Grand Staircase-Escalante consists of cliffs, canyons, natural arches and archaeological sites, including rock paintings. It holds large coal reserves, while the Bears Ears area has uranium. Home to hundreds of thousands of objects of cultural and scientific significance, Bears Ears is jointly managed by an agreement between tribal nations and federal agencies.
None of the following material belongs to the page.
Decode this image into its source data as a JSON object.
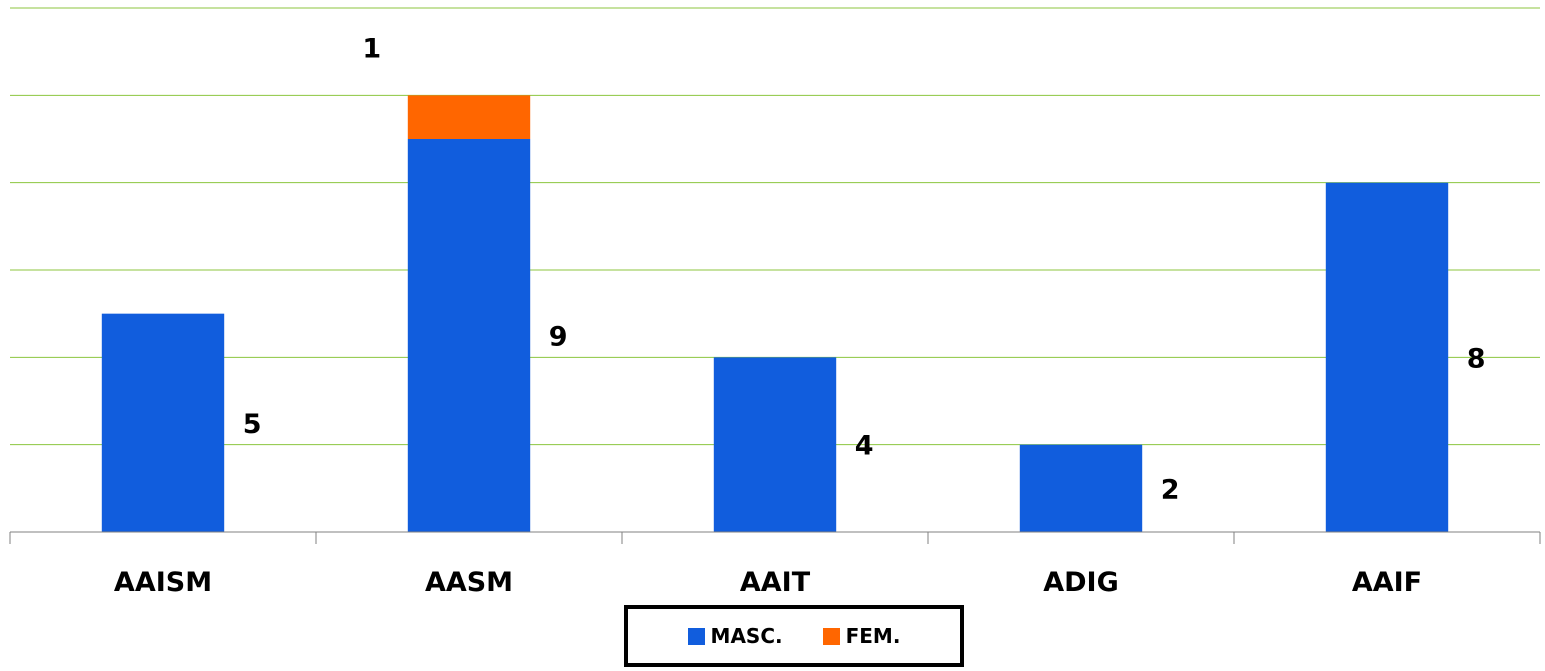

Some Republicans have tried to sell or transfer federal lands to states or other entities, but those efforts have largely fallen flat. A push by some GOP lawmakers in the House to sell public lands ran into bipartisan opposition, while another proposal by Sen. Mike Lee of Utah to sell more than 3,200 square miles of federal lands was removed from Republicans' big tax and spending bill. The U.S. Supreme Court last year turned back a lawsuit from Utah officials who sought to wrest control of vast areas of public land within the state from the federal government.
Why This Matters:
The debate over these Utah monuments crystallizes a fundamental question about federal power: who should control the West's vast public lands and the resources beneath them? Trump's reductions open access to coal and uranium deposits that could strengthen domestic energy production and reduce dependence on foreign sources of critical minerals. But they also demonstrate the instability created when presidents use executive authority to repeatedly expand and contract protections on the same lands. The Antiquities Act gives presidents broad unilateral power, and Trump's reductions mark the largest rollback of monument protections in modern history. State officials argue they're better positioned than Washington bureaucrats to balance conservation with economic development. Yet the legal questions about presidential authority to reduce monuments remain unsettled, and the back-and-forth across administrations creates uncertainty for both industry and conservation interests. The clash also highlights tensions between tribal sovereignty claims and state resource management, with five tribal nations losing co-management authority over lands they consider sacred.